Sometimes Florida residents experience catastrophic events that prevent them from being able to meet their financial obligations. That is usually when they file for either Chapter 7 or Chapter 13 bankruptcy. However, what happens if a tragedy strikes while an individual is already in a debt repayment plan?
The U.S. Bankruptcy Code does provide for a bankruptcy judge to grant a filer a hardship discharge if he or she meets certain criteria. First, the circumstances preventing an individual from completing the plan must be out of that person’s control. Second, the amount received by unsecured creditors cannot be less than they each would have received under Chapter 7. Finally, it would not be practical to attempt to modify the existing plan.

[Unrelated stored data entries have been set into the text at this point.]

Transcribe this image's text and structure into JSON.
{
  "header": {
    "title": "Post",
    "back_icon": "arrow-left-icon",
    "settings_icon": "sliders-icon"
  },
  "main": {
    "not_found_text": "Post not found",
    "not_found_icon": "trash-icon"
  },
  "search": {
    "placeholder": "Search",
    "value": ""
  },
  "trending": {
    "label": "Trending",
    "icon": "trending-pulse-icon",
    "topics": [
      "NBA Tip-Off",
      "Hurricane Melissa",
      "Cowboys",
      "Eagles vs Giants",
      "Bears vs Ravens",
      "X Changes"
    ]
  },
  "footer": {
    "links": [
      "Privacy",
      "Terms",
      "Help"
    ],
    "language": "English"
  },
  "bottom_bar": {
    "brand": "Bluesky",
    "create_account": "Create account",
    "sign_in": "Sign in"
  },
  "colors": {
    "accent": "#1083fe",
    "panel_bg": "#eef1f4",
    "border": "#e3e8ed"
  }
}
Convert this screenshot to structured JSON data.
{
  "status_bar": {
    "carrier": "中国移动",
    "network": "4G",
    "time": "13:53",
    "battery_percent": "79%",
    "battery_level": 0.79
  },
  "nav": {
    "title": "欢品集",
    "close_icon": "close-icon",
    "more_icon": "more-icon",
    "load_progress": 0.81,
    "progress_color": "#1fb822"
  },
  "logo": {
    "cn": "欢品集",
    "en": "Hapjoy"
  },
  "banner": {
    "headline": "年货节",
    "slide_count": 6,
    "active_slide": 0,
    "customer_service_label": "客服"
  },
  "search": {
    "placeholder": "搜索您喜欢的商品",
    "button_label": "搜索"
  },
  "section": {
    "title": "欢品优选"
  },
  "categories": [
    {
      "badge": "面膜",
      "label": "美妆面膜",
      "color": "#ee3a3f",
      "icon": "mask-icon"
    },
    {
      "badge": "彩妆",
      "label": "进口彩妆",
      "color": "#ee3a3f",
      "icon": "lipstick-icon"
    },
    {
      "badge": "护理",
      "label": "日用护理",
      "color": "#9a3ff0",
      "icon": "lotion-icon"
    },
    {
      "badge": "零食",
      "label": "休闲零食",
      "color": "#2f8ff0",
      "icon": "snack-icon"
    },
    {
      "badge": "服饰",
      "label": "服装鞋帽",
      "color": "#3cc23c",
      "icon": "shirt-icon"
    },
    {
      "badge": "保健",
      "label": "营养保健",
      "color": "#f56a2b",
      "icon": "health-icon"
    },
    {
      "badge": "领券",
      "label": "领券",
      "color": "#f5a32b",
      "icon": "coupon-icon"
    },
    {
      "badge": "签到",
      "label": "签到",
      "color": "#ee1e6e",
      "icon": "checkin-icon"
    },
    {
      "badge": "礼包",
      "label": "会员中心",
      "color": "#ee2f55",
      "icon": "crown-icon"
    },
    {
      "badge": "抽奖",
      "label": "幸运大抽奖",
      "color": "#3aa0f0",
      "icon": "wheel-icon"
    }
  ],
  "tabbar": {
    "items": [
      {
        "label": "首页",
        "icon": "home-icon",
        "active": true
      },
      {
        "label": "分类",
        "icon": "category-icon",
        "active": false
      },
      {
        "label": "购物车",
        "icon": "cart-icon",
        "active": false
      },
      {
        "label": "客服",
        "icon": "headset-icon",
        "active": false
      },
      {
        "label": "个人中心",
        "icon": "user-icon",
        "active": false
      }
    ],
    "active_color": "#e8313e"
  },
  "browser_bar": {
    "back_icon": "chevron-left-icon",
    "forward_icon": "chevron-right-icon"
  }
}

For instance, an attorney in the midst of a Chapter 13 repayment plan had a debilitating stroke. He was no longer able to work, and his wife has serious health issues as well. The judge presiding over the West Virginia man’s case awarded him a hardship discharge because his health constituted a catastrophic event as required in the code. Even though most courts would have agreed that this man’s situation meets that definition, there are many diverse opinions regarding what that phrase means in bankruptcy courts across the country.

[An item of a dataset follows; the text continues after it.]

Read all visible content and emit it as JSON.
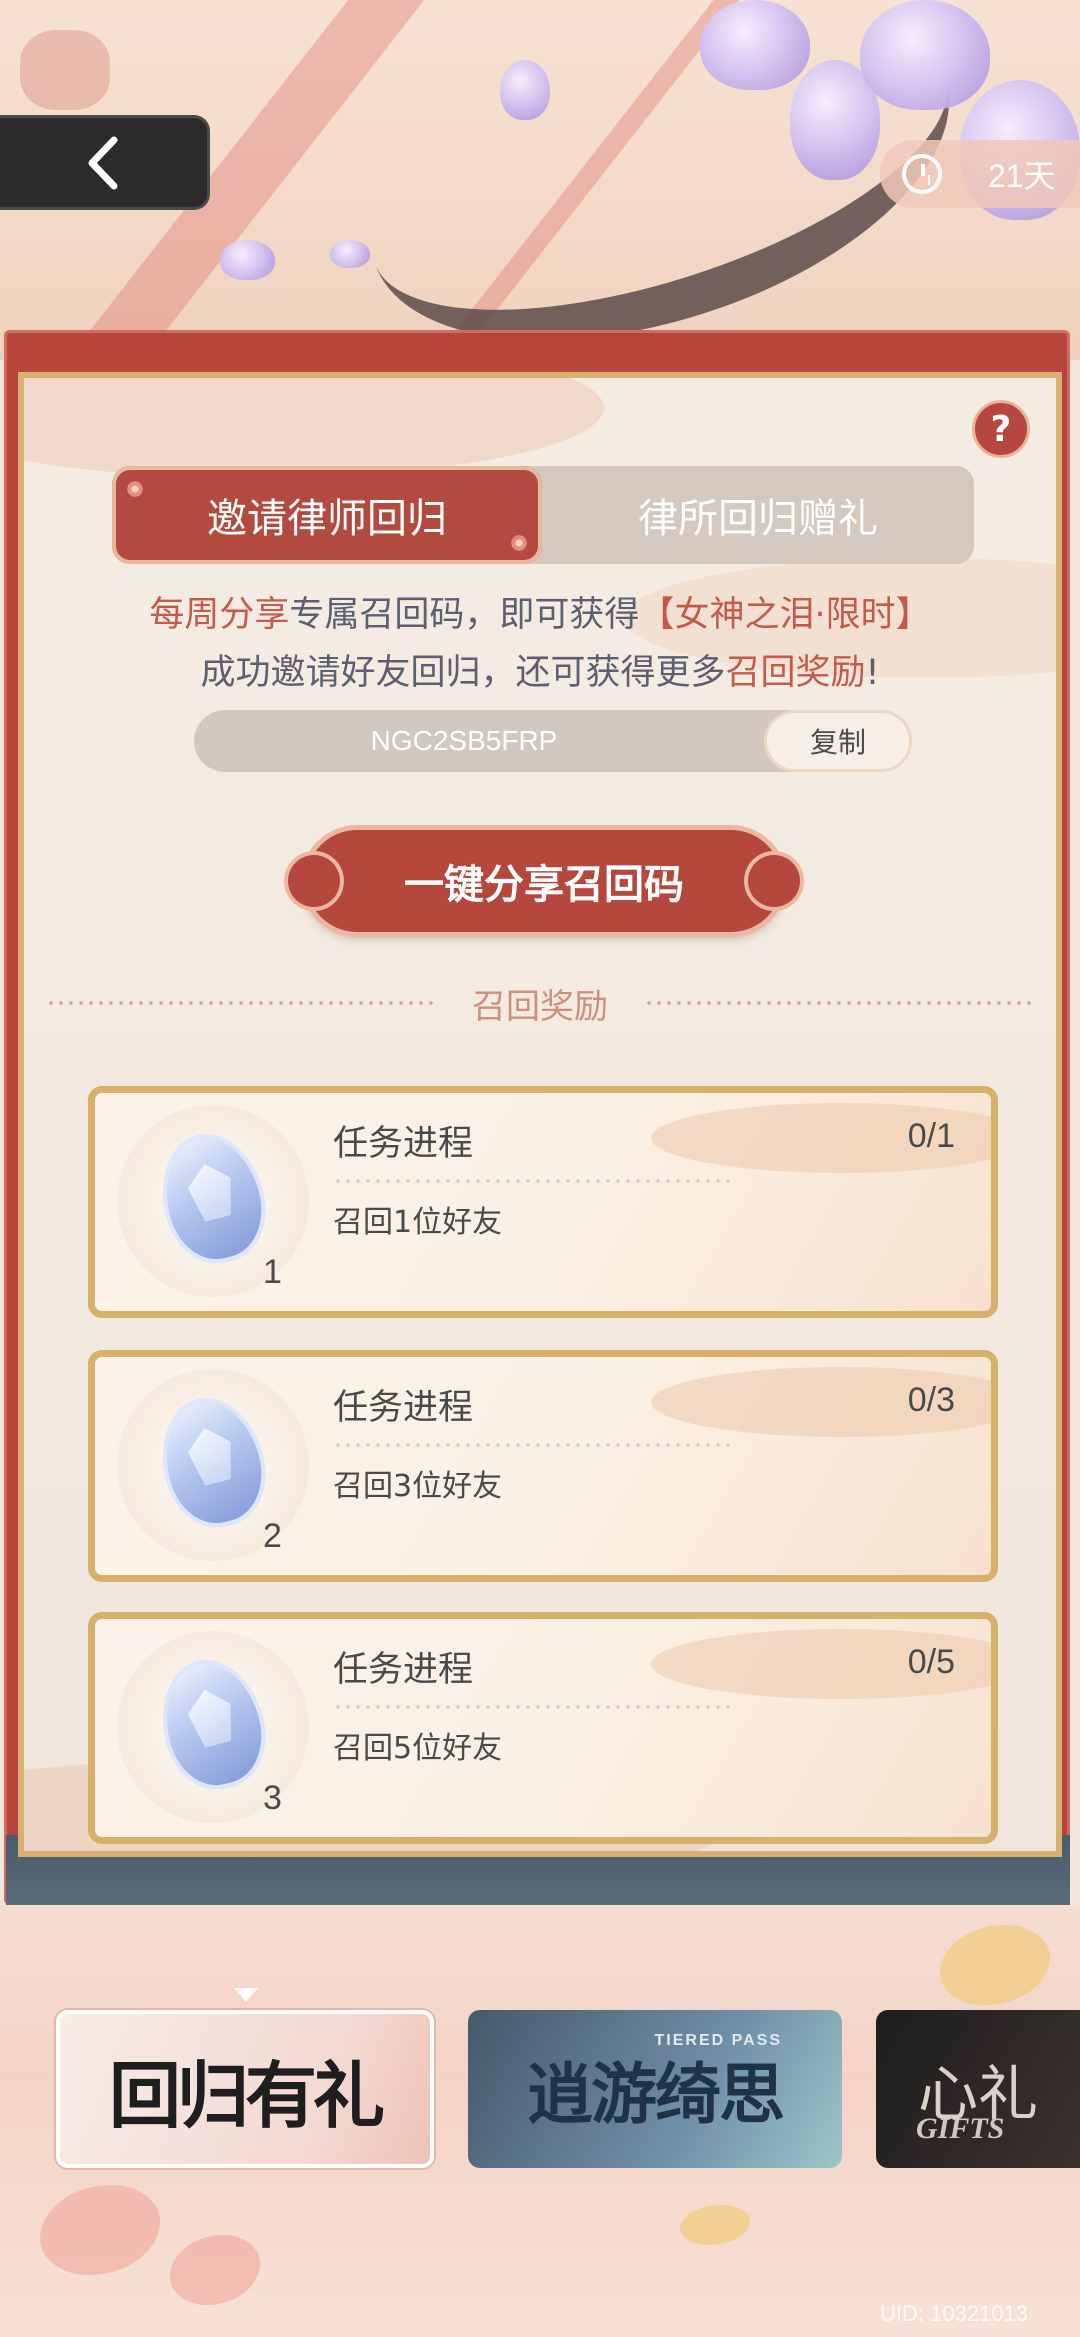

The U.S. Bankruptcy Code exists because it is understood that bad things sometimes happen to good people. Even during a Chapter 13 bankruptcy repayment plan, there are no guarantees that a Florida resident’s situation will not change because of a catastrophic event that will make it impossible to continue making payments under the plan. Fortunately, provisions also exist to provide debt relief to people who can show the court that they meet the requirements for a hardship discharge.